Under the hood — wire format
Per yield (full mode):
{ "type": "yield", "id": "c42", "value": { "path": "a.txt", "progress": 0.33 } }Per ACK (frontend → backend):
{ "type": "ack", "id": "c42", "n": 32 }Per return:
{ "type": "return", "id": "c42", "value": { "ok": 3, "failed": 0 } }Yield batches render as __tynd_yield_batch__([[id, val], [id, val], …]) on the frontend side, delivered via a single evaluate_script.

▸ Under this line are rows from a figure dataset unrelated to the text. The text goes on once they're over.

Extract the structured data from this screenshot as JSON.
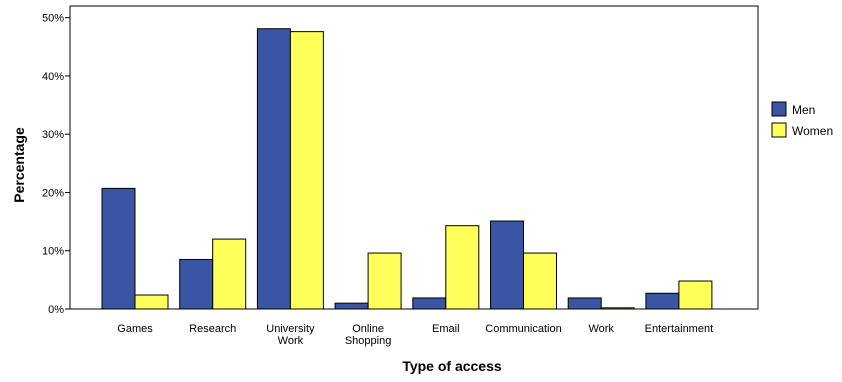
{
  "chart_data": {
    "type": "bar",
    "title": "",
    "xlabel": "Type of access",
    "ylabel": "Percentage",
    "categories": [
      [
        "Games"
      ],
      [
        "Research"
      ],
      [
        "University",
        "Work"
      ],
      [
        "Online",
        "Shopping"
      ],
      [
        "Email"
      ],
      [
        "Communication"
      ],
      [
        "Work"
      ],
      [
        "Entertainment"
      ]
    ],
    "series": [
      {
        "name": "Men",
        "color": "#3a55a4",
        "values": [
          20.7,
          8.5,
          48.1,
          1.0,
          1.9,
          15.1,
          1.9,
          2.7
        ]
      },
      {
        "name": "Women",
        "color": "#ffff5a",
        "values": [
          2.4,
          12.0,
          47.6,
          9.6,
          14.3,
          9.6,
          0.2,
          4.8
        ]
      }
    ],
    "ylim": [
      0,
      52
    ],
    "y_ticks": [
      0,
      10,
      20,
      30,
      40,
      50
    ],
    "y_tick_format": "percent",
    "grid": false,
    "legend_position": "right"
  }
}
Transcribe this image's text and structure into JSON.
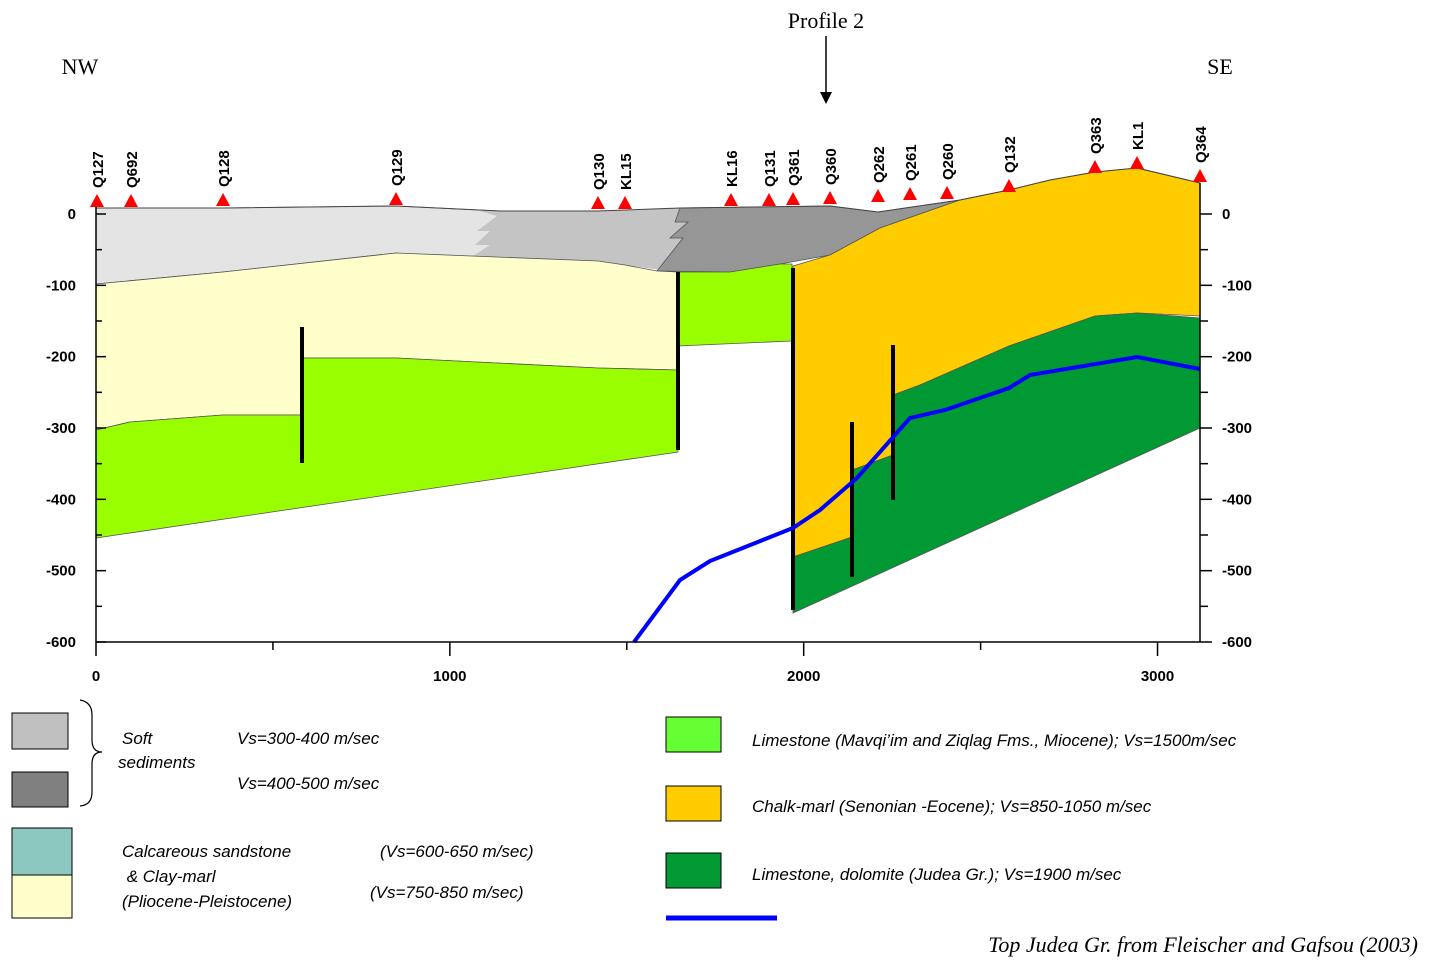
{
  "title": "Profile 2",
  "left_label": "NW",
  "right_label": "SE",
  "wells": [
    "Q127",
    "Q692",
    "Q128",
    "Q129",
    "Q130",
    "KL15",
    "KL16",
    "Q131",
    "Q361",
    "Q360",
    "Q262",
    "Q261",
    "Q260",
    "Q132",
    "Q363",
    "KL1",
    "Q364"
  ],
  "axes": {
    "xlim": [
      0,
      3120
    ],
    "ylim": [
      -600,
      0
    ],
    "xticks": [
      0,
      1000,
      2000,
      3000
    ],
    "yticks": [
      0,
      -100,
      -200,
      -300,
      -400,
      -500,
      -600
    ]
  },
  "legend": {
    "soft_sediments": [
      "Soft",
      "sediments"
    ],
    "soft_vs_1": "Vs=300-400 m/sec",
    "soft_vs_2": "Vs=400-500 m/sec",
    "sandstone": [
      "Calcareous sandstone",
      " & Clay-marl",
      "(Pliocene-Pleistocene)"
    ],
    "sandstone_vs_1": "(Vs=600-650 m/sec)",
    "sandstone_vs_2": "(Vs=750-850 m/sec)",
    "limestone_miocene": "Limestone (Mavqi’im and Ziqlag Fms., Miocene); Vs=1500m/sec",
    "chalk_marl": "Chalk-marl (Senonian -Eocene); Vs=850-1050 m/sec",
    "limestone_judea": "Limestone, dolomite (Judea Gr.); Vs=1900 m/sec",
    "top_judea": "Top Judea Gr. from Fleischer and Gafsou (2003)"
  }
}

BackendEvent::Return flushes all pending yields before resolving, so the frontend iterator finalizes with every chunk in order.
Limitations
- No transferable objects — values are JSON-serialized each time. For multi-MB binary chunks, use the binary IPC channel separately and yield handles/IDs over JSON.
- No backpressure from the iterator back to the producer’s I/O — the generator is credit-paused, not paused at the network / disk level. If you’re reading from a
fetchbody, the body reader is only called between yields, so the TCP buffer naturally backs up.